Et on ne va plus non plus pouvoir compter sur les Américains pour toute une série de données et d’études sur le climat. Donc il va falloir se prendre en main, très clairement, et le moment est essentiel pour l’Europe. De la même manière qu’on a pris conscience de la nécessité d’une politique énergétique européenne au moment de l’invasion de l’Ukraine par la Russie en 2022, il a fallu une altercation dans le Bureau Ovale pour qu’on réalise que c’était bien naïf de confier notre défense aux Etats-Unis. Tant sur les questions de défense que d’énergie, nous devons désormais sortir de notre naïveté et nous prendre en mains. Et les deux sujets ne sont peut-être pas aussi antinomiques qu’ils n’en ont l’air…
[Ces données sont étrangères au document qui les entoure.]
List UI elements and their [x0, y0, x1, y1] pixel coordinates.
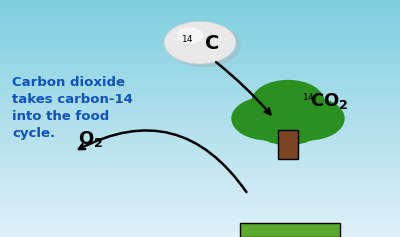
- Text: $^{14}$: $^{14}$: [302, 93, 315, 106]
- Circle shape: [168, 24, 240, 66]
- Circle shape: [272, 97, 344, 140]
- FancyBboxPatch shape: [278, 130, 298, 159]
- Text: $\mathbf{CO_2}$: $\mathbf{CO_2}$: [310, 91, 348, 111]
- Circle shape: [232, 97, 304, 140]
- Text: Carbon dioxide
takes carbon-14
into the food
cycle.: Carbon dioxide takes carbon-14 into the …: [12, 76, 133, 140]
- Text: $\mathbf{C}$: $\mathbf{C}$: [204, 34, 219, 53]
- Circle shape: [252, 102, 324, 145]
- Text: $\mathbf{O_2}$: $\mathbf{O_2}$: [78, 129, 103, 149]
- Circle shape: [252, 81, 324, 123]
- Circle shape: [164, 21, 236, 64]
- Circle shape: [178, 28, 202, 43]
- FancyBboxPatch shape: [240, 223, 340, 237]
- Text: $^{14}$: $^{14}$: [181, 35, 194, 48]
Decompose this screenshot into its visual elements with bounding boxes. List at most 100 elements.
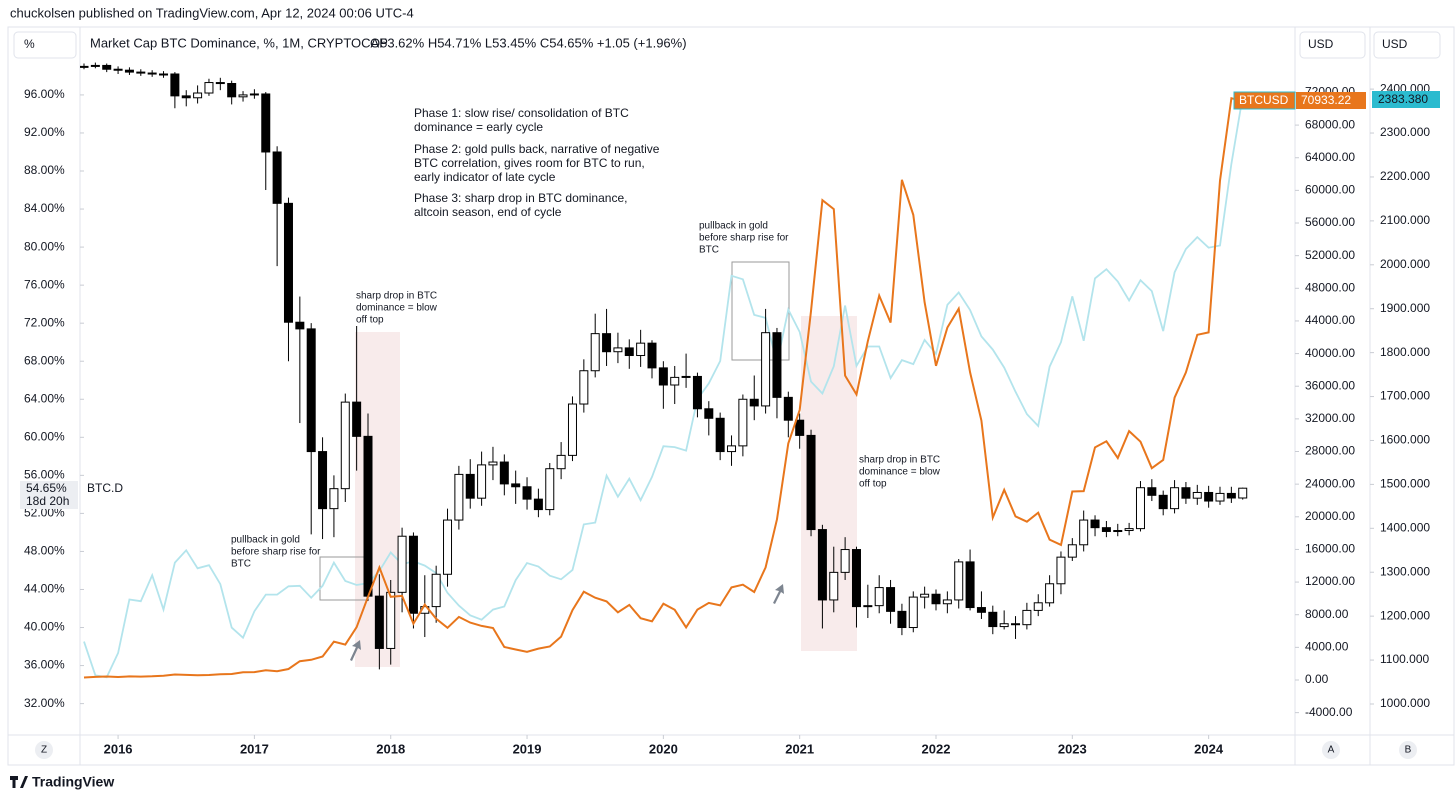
candle-body [1079, 519, 1089, 546]
candle-body [397, 535, 407, 593]
candle-body [727, 445, 737, 453]
footer-logo: TradingView [32, 774, 114, 790]
currency-button-label[interactable]: USD [1308, 37, 1334, 51]
candle-body [1181, 487, 1191, 499]
candle-body [715, 417, 725, 453]
tick-label: 24000.00 [1305, 476, 1355, 490]
candle-body [102, 64, 112, 70]
candle-body [1067, 544, 1077, 558]
logo-icon [10, 776, 28, 788]
candle-body [590, 333, 600, 372]
scale-button-label[interactable]: % [24, 37, 35, 51]
candle-body [159, 73, 169, 76]
tick-label: 1900.000 [1380, 301, 1430, 315]
annotation: pullback in gold [699, 221, 768, 232]
annotation: dominance = blow [859, 467, 941, 478]
annotation: BTC [231, 559, 251, 570]
candle-body [340, 401, 350, 490]
candle-body [170, 73, 180, 97]
candle-body [136, 71, 146, 74]
corner-button-label[interactable]: A [1328, 745, 1335, 756]
candle-body [499, 461, 509, 485]
tick-label: 80.00% [24, 239, 65, 253]
candle-body [897, 610, 907, 629]
candle-body [465, 473, 475, 499]
annotation: sharp drop in BTC [859, 455, 940, 466]
annotations: Phase 1: slow rise/ consolidation of BTC… [231, 106, 941, 569]
candle-body [670, 376, 680, 386]
annotation: altcoin season, end of cycle [414, 205, 562, 219]
tick-label: 0.00 [1305, 672, 1329, 686]
candle-body [579, 370, 589, 405]
tick-label: 68.00% [24, 353, 65, 367]
candle-body [545, 468, 555, 511]
last-value-badge [20, 481, 78, 509]
currency-button-label[interactable]: USD [1382, 37, 1408, 51]
candle-body [556, 454, 566, 470]
candle-body [374, 595, 384, 649]
tick-label: 72.00% [24, 315, 65, 329]
annotation: early indicator of late cycle [414, 170, 556, 184]
currency-button[interactable] [1373, 31, 1441, 59]
candle-body [522, 486, 532, 500]
frame [7, 26, 1455, 766]
candle-body [1101, 527, 1111, 532]
candle-body [193, 92, 203, 99]
tick-label: 1200.000 [1380, 608, 1430, 622]
currency-button[interactable] [1299, 31, 1366, 59]
candle-body [1090, 519, 1100, 529]
tick-label: 12000.00 [1305, 574, 1355, 588]
candle-body [795, 419, 805, 436]
scale-button[interactable] [13, 31, 77, 59]
candle-body [647, 342, 657, 369]
corner-button[interactable] [35, 741, 53, 759]
candle-body [863, 605, 873, 608]
candle-body [829, 571, 839, 601]
candle-body [942, 599, 952, 605]
tick-label: -4000.00 [1305, 705, 1353, 719]
tick-label: 28000.00 [1305, 444, 1355, 458]
last-price-badge [1372, 91, 1440, 108]
candle-body [920, 593, 930, 598]
tick-label: 48000.00 [1305, 280, 1355, 294]
corner-button[interactable] [1399, 741, 1417, 759]
candle-body [783, 396, 793, 421]
candle-body [965, 561, 975, 609]
candle-body [215, 82, 225, 85]
candle-body [1238, 487, 1248, 499]
tick-label: 2000.000 [1380, 257, 1430, 271]
corner-buttons: Z A B [35, 741, 1417, 759]
candle-body [204, 82, 214, 94]
candle-body [431, 573, 441, 608]
corner-button[interactable] [1322, 741, 1340, 759]
candle-body [488, 461, 498, 466]
candle-body [283, 202, 293, 323]
candle-body [749, 398, 759, 407]
candle-body [636, 342, 646, 357]
plot [80, 62, 1248, 679]
candle-body [238, 94, 248, 98]
publisher: chuckolsen published on TradingView.com,… [10, 5, 414, 20]
series-line [83, 96, 1243, 679]
last-price: 70933.22 [1301, 93, 1351, 107]
candle-body [886, 587, 896, 612]
candle-body [851, 549, 861, 608]
corner-button-label[interactable]: Z [41, 745, 47, 756]
candle-body [477, 464, 487, 499]
last-value: 54.65% [26, 481, 67, 495]
candle-body [567, 403, 577, 456]
candle-body [772, 332, 782, 398]
candle-body [1204, 491, 1214, 502]
corner-button-label[interactable]: B [1405, 745, 1412, 756]
arrow [350, 640, 361, 661]
candle-body [1056, 556, 1066, 585]
x-tick-label: 2019 [513, 741, 542, 756]
candle-body [692, 375, 702, 410]
x-tick-label: 2018 [376, 741, 405, 756]
tick-label: 40000.00 [1305, 346, 1355, 360]
annotation: BTC correlation, gives room for BTC to r… [414, 156, 645, 170]
candle-body [624, 347, 634, 357]
candle-body [658, 367, 668, 386]
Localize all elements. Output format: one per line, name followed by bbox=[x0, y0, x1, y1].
L’empreinte carbone des activités militaires

Il se trouve que je suis aussi le co-directeur de l’Observatoire Défense et Climat, qui a été créé par le Ministère des Armées en 2016. Et donc je suis bien placé pour vous dire que le changement climatique amène de nouveaux enjeux pour la défense, à la fois sur des aspects opérationnels et stratégiques : il s’agit à la fois d’adapter le matériel aux impacts du changement climatique – c’est un gros sujet – mais aussi d’identifier les nouveaux risques de conflits associés au climat. C’est évidemment aussi pour ça que les terres rares de l’Ukraine suscitent la convoitise, comme celles de l’est de la République démocratique du Congo.

Surtout, au-delà des liens avérés entre climat et défense, nous devons comprendre que la transition énergétique est un élément-clé de la souveraineté européenne, et donc aussi de sa politique de défense.
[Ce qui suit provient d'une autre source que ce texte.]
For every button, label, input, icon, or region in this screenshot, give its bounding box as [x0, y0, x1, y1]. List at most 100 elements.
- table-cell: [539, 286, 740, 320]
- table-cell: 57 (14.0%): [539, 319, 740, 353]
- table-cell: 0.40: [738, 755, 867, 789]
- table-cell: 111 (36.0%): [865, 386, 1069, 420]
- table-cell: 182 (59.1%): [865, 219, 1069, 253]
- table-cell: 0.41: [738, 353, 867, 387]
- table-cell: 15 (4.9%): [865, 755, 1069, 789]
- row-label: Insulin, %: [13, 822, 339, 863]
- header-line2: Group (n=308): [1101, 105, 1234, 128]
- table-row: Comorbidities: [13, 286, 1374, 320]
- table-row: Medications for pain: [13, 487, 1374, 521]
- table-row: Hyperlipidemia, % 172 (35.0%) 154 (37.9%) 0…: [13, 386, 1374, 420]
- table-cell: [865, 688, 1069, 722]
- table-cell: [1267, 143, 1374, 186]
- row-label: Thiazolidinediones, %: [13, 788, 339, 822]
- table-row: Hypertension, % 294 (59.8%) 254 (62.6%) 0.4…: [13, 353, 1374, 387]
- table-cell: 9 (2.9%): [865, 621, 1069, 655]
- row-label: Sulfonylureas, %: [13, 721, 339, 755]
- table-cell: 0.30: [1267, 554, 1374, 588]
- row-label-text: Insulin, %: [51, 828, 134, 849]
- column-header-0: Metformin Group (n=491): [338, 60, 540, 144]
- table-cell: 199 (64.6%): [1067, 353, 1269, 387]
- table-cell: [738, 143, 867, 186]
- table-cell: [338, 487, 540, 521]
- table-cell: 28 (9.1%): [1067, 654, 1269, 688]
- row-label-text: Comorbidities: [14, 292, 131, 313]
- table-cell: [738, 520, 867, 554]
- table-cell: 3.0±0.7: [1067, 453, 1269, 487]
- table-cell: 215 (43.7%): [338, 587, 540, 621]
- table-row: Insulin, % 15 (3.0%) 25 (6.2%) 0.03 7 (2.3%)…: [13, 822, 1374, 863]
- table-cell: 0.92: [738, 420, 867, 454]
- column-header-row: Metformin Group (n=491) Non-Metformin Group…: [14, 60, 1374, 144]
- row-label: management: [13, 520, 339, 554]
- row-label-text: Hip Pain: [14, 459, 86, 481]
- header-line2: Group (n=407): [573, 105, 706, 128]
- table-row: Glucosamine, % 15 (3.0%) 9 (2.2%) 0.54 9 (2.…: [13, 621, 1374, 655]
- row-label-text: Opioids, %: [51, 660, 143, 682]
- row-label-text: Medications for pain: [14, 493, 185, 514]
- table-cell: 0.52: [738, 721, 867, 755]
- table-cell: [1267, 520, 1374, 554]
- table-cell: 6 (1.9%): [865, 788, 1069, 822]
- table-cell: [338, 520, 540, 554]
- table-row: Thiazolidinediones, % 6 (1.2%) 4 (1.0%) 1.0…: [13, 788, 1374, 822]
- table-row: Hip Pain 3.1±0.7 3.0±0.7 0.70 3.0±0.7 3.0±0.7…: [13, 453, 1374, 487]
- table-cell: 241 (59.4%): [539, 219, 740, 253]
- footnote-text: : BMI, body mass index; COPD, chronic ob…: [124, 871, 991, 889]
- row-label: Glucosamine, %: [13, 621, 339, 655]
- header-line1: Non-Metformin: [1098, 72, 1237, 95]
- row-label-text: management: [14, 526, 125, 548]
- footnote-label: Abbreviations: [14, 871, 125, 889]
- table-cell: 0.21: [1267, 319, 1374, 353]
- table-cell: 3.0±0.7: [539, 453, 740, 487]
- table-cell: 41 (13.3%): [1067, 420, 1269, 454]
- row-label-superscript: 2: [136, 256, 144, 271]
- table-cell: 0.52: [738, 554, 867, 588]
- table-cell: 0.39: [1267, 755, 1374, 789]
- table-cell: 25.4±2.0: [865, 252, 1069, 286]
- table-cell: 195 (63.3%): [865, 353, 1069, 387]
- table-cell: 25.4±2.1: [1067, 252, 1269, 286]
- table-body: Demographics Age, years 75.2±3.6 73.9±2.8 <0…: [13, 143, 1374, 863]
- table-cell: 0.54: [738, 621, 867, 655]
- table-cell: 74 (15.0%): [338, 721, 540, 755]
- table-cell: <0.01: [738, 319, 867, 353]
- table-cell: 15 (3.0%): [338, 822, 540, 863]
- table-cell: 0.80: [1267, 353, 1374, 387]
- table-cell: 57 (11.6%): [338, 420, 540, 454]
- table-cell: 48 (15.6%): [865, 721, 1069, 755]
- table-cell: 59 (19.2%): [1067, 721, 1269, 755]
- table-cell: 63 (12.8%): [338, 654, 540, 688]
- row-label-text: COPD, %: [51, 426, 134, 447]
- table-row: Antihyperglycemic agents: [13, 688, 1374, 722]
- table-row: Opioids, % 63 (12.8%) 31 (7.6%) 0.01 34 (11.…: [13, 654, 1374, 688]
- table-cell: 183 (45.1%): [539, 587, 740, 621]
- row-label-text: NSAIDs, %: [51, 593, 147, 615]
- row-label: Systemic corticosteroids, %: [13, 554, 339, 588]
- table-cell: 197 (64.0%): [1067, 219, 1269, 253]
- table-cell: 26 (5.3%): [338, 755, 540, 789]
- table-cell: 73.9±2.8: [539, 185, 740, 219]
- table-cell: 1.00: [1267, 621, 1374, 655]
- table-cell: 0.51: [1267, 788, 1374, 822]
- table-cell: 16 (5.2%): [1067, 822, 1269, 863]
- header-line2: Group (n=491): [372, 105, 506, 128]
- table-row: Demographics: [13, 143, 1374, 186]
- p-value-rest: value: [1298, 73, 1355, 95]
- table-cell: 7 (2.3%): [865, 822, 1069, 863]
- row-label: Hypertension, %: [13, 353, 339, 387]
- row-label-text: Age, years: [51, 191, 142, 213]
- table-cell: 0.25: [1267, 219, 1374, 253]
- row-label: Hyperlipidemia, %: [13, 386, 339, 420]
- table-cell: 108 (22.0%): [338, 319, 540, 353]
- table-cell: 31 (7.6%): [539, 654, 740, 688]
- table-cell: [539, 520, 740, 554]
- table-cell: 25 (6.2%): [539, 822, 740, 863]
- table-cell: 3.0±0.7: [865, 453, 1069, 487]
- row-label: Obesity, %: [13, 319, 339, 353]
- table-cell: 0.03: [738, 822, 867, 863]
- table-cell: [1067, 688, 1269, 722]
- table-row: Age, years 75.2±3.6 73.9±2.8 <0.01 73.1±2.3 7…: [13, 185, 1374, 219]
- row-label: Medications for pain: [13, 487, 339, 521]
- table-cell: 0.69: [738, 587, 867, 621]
Tous les pays conservent des réserves stratégiques de pétrole qui doivent leur permettre de mener une guerre. De tout temps, les questions énergétiques ont été intrinsèquement liées aux questions de défense. Si nous voulons assurer notre souveraineté énergétique, nous devons absolument réaliser la transition énergétique, et le plus vite possible. Sinon nous resterons dépendants du gaz russe ou du pétrole américain. Ce qui veut dire que nous resterons dépendants de puissances qui sont de plus en plus hostiles à notre égard. 
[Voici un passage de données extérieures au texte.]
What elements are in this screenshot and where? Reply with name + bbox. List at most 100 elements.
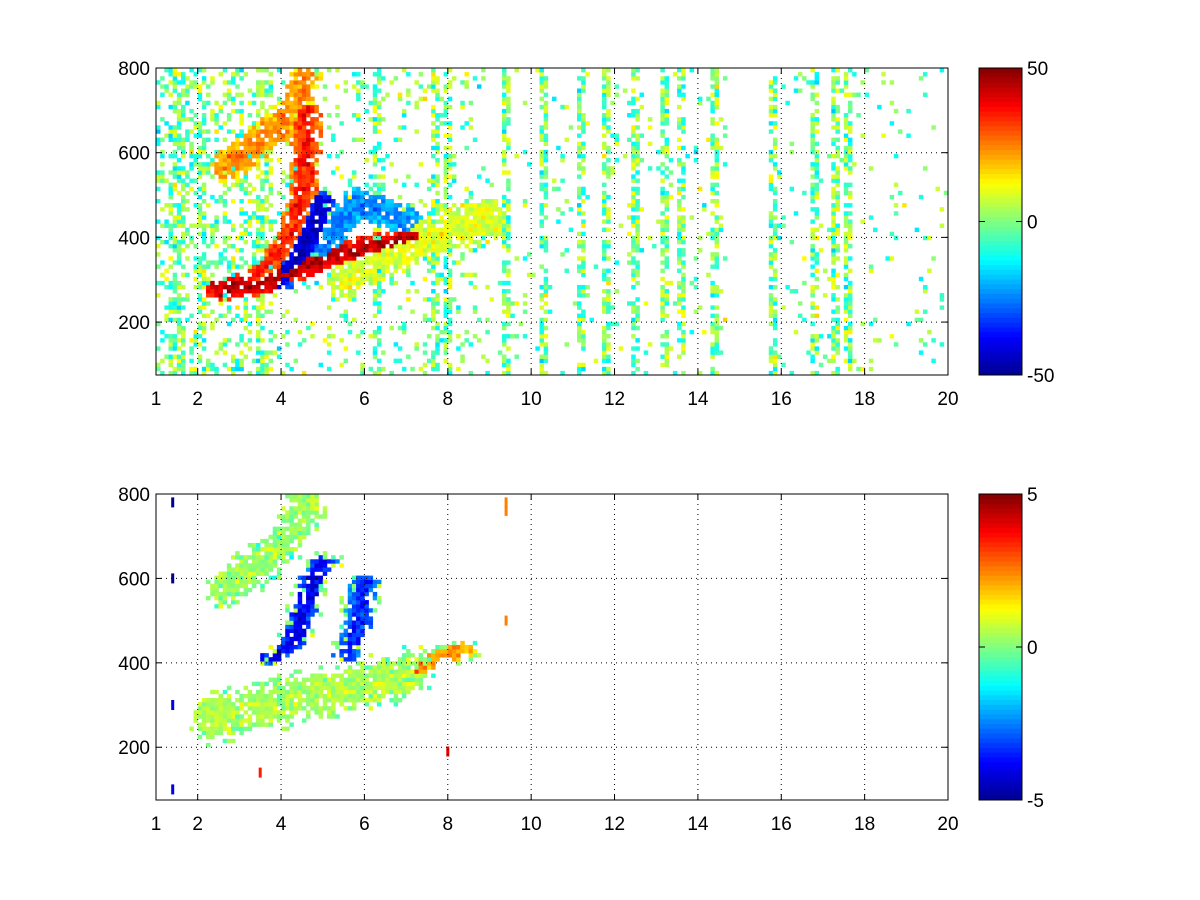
heatmap-cell [356,596,361,601]
heatmap-cell [160,178,165,183]
heatmap-cell [222,350,228,355]
heatmap-cell [447,133,453,138]
heatmap-cell [847,153,853,159]
heatmap-cell [372,149,378,155]
heatmap-cell [581,125,586,130]
heatmap-cell [606,145,611,151]
heatmap-cell [372,350,378,355]
heatmap-cell [464,244,469,249]
heatmap-cell [210,108,215,114]
heatmap-cell [172,235,178,241]
heatmap-cell [577,239,582,245]
heatmap-cell [293,358,299,364]
heatmap-cell [772,145,778,151]
heatmap-cell [393,342,399,347]
heatmap-cell [376,698,382,703]
heatmap-cell [331,289,336,294]
heatmap-cell [226,693,232,699]
heatmap-cell [677,338,682,343]
heatmap-cell [376,186,382,192]
heatmap-cell [160,162,165,167]
heatmap-cell [281,276,286,282]
heatmap-cell [401,207,407,212]
heatmap-cell [172,276,178,282]
heatmap-cell [581,329,586,335]
heatmap-cell [260,88,265,93]
heatmap-cell [535,68,540,73]
heatmap-cell [351,252,357,257]
heatmap-cell [847,190,853,196]
heatmap-cell [835,244,840,249]
heatmap-cell [231,710,236,715]
heatmap-cell [847,354,853,359]
heatmap-cell [831,227,836,233]
heatmap-cell [381,96,386,102]
heatmap-cell [456,223,461,228]
heatmap-cell [376,158,382,163]
heatmap-cell [652,244,657,249]
heatmap-cell [660,121,665,126]
heatmap-cell [322,186,328,192]
heatmap-cell [339,235,344,241]
heatmap-cell [710,84,715,89]
heatmap-cell [201,346,207,351]
heatmap-cell [501,170,507,175]
heatmap-cell [239,730,244,736]
heatmap-cell [497,207,503,212]
heatmap-cell [447,329,453,335]
heatmap-cell [772,190,778,196]
heatmap-cell [339,244,344,249]
heatmap-cell [281,125,286,130]
heatmap-cell [331,203,336,208]
heatmap-cell [343,190,349,196]
heatmap-cell [314,583,319,589]
heatmap-cell [251,583,257,589]
heatmap-cell [301,706,307,711]
heatmap-cell [347,677,353,682]
x-tick-label: 16 [771,389,792,410]
heatmap-cell [368,276,374,282]
heatmap-cell [922,92,928,97]
heatmap-cell [206,313,211,318]
heatmap-cell [376,227,382,233]
heatmap-cell [485,358,490,364]
heatmap-cell [264,362,269,368]
heatmap-cell [664,145,670,151]
heatmap-cell [922,166,928,171]
heatmap-cell [193,223,198,228]
heatmap-cell [314,494,319,499]
heatmap-cell [281,334,286,339]
heatmap-cell [677,219,682,224]
heatmap-cell [606,309,611,314]
heatmap-cell [281,121,286,126]
heatmap-cell [197,264,203,269]
heatmap-cell [376,207,382,212]
heatmap-cell [860,80,865,85]
heatmap-cell [414,215,419,220]
heatmap-cell [247,158,253,163]
heatmap-cell [831,186,836,192]
heatmap-cell [231,158,236,163]
heatmap-cell [322,677,328,682]
heatmap-cell [293,80,299,85]
heatmap-cell [310,174,315,179]
heatmap-cell [802,256,807,261]
heatmap-cell [664,108,670,114]
heatmap-cell [289,685,294,691]
heatmap-cell [831,272,836,278]
heatmap-cell [331,198,336,204]
heatmap-cell [431,137,436,142]
heatmap-cell [481,223,486,228]
heatmap-cell [356,239,361,245]
heatmap-cell [256,141,261,147]
heatmap-cell [222,239,228,245]
heatmap-cell [447,334,453,339]
heatmap-cell [301,526,307,532]
heatmap-cell [181,203,186,208]
heatmap-cell [197,133,203,138]
heatmap-cell [176,321,182,327]
heatmap-cell [314,121,319,126]
heatmap-cell [168,186,173,192]
heatmap-cell [447,362,453,368]
heatmap-cell [289,166,294,171]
"La transition énergétique, ce n’est pas seulement pour le climat : c’est aussi une question fondamentale de souveraineté. Il y a d’un côté le bloc des énergies fossiles, la Russie et les Etats-Unis. A nous de créer le nôtre, celui des énergies décarbonées, des énergies du futur."

François Gemenne

sur franceinfo

Un financement de la défense  au détriment de la transition ?

Aujourd’hui, rares sont les gouvernements européens qui ont les moyens d’augmenter substantiellement leur budget consacré à la défense. Donc il faudra, d’une manière ou d’une autre, se montrer créatif. Et ça impliquera de faire sauter certains verrous. Sur l’endettement, par exemple – faut-il un grand emprunt européen pour la défense, qu’on pourrait financer par exemple avec l’émission d’obligations ? Faut-il flécher certains investissements vers la défense, et même potentiellement la finance durable ? Historiquement, le secteur de la défense était exclu de la finance durable. Il faut l’y intégrer, plaide Philippe Zaouati, directeur du fonds d’investissement Mirova, un des grands acteurs du domaine, en France.

On peut imaginer que le financement de la défense européenne fasse sauter certains verrous, ce qui pourrait également contribuer au financement de la transition. A condition de bien réaliser le moment dans lequel nous sommes, le carrefour auquel l’Europe se trouve.